The story itself explores what could happen when you take the ethics of Beijing politics, and apply it to a technology like gene-editing. CRISPR had just started to make headlines, in a small way, when I was living there. It’s the sort of crazy and fantastical tool that is so simple and might lead so many different ways. It lends itself to a good medical mystery. In the book I was also really interested in exploring the different moral code that Beijing applies to its politics and decision making. People often make the assumption that Beijing Politics are the result of Mao Zedong and the Cultural Revolution and Communism. Of course there is a large part of that. But in my opinion, the reason Communism and Marxist philosophy was such a lasting fit in China is because it matches up with some much older ideas that were already core principles in Chinese culture. The Confucian ideas of the group (elders, society) taking precedent over the individual, for instance. That the individual is valuable as he contributes to the furtherance of the needs of the family and larger society. Which can be adopted quite well into the Communist manifesto of the needs of the group outweighing the needs of the individual.
So take an idea like that (the different moral code) and a technology like gene editing, CRISPR, and one can see how Chinese scientists and government policy might support risky endeavors in pursuit of a goal for the larger body, even if the early individuals might suffer or even die as a result.
Western scientists currently still say CRISPR is really too young a technology to do some of the more daring tests Chinese have already done (in 2018, even, as my book was just getting published, Chinese scientist He Jiankui announced he’d successfully edited the genome of twin baby girls!). But if you think this tool could cure AIDS, for instance, then the risk for a few individuals is small compared to the benefit for all society.
Of course, my book takes the ideas to a darker place—it is a thriller, after all.
I’m two thirds into the sequel and have a few more adventures up my sleeve for Nathan, so I’m really excited about sharing more of him with readers in the future.
Sonshi: What's more difficult: physics or writing?
Draken: Depends on which activity I find myself doing. When I was in Physics, I suppose I thought physics was more difficult. But there’s that great quote from Hemingway, ‘There’s nothing to writing, all you do is sit down at the typewriter and bleed.’ Writing certainly isn’t easy either.

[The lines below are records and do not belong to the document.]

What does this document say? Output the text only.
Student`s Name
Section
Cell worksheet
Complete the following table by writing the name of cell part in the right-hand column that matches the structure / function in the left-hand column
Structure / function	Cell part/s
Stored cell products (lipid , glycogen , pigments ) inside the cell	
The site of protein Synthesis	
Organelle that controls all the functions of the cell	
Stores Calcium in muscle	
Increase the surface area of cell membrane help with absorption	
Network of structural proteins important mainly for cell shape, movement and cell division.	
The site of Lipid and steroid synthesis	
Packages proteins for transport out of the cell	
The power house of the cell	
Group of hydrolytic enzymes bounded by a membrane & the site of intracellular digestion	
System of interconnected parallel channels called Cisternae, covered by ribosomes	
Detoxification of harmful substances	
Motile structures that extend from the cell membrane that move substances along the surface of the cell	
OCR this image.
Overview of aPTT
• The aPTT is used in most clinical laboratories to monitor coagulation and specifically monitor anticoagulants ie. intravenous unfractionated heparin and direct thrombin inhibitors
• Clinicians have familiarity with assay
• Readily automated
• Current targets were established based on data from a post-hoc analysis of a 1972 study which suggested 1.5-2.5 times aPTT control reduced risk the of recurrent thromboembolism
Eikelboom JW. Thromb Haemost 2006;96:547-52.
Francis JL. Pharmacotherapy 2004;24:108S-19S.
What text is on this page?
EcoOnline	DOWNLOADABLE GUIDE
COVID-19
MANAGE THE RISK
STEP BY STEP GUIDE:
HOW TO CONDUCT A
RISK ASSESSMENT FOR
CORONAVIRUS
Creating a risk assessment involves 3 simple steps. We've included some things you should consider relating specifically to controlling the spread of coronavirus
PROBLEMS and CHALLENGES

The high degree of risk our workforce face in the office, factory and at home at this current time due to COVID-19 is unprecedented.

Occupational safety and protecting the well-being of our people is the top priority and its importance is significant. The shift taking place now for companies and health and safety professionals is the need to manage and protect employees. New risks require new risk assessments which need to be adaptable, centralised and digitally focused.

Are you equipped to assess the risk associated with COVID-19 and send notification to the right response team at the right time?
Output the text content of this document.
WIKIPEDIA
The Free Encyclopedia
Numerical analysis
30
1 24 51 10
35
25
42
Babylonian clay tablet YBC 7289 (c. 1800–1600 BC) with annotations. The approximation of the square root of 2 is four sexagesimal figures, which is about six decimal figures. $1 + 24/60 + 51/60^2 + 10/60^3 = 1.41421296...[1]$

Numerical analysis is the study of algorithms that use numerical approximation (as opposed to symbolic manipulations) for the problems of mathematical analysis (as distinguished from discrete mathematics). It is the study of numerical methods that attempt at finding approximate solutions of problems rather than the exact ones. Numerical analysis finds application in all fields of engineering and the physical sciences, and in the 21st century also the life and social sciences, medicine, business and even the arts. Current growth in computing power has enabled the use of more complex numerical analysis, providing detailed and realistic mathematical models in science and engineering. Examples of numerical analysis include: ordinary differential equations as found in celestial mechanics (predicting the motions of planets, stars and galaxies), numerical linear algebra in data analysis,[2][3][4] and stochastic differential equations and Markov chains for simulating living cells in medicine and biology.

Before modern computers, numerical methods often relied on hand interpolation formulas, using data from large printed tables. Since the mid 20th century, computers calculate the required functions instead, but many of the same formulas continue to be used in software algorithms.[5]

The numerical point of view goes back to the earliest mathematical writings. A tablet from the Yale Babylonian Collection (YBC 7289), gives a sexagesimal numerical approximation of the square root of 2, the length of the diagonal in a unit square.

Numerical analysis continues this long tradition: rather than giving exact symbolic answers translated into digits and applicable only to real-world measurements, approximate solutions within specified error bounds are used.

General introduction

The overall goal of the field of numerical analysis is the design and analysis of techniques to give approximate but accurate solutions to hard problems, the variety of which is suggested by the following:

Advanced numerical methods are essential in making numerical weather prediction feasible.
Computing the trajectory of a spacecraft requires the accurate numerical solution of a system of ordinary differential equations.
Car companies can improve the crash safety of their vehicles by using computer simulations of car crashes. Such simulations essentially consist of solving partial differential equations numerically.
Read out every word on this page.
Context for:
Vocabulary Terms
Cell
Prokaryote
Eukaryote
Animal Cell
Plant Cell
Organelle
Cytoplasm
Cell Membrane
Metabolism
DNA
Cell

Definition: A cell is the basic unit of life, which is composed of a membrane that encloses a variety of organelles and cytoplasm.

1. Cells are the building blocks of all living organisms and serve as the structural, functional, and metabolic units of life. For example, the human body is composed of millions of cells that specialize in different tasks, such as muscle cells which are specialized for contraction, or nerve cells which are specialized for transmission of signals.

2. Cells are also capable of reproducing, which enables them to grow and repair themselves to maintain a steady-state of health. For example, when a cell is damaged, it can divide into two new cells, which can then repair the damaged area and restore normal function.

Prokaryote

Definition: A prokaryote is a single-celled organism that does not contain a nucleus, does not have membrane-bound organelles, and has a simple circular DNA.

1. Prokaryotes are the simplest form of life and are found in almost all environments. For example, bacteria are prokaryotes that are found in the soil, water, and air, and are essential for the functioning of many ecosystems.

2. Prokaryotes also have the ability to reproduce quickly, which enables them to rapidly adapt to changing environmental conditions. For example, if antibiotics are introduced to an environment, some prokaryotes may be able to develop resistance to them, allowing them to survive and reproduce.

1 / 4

I think all creative endeavors are difficult, because you’re pulling out of the ether something that didn’t exist before. That’s damn hard! Good physics is a creative endeavor, because you’re solving a problem that hasn’t yet been solved. You’re essentially inventing something new. Good writing is the same thing. I love both but I think I’m better suited to being a good writer, so perhaps that’s easier. Although that’s not always obvious to me.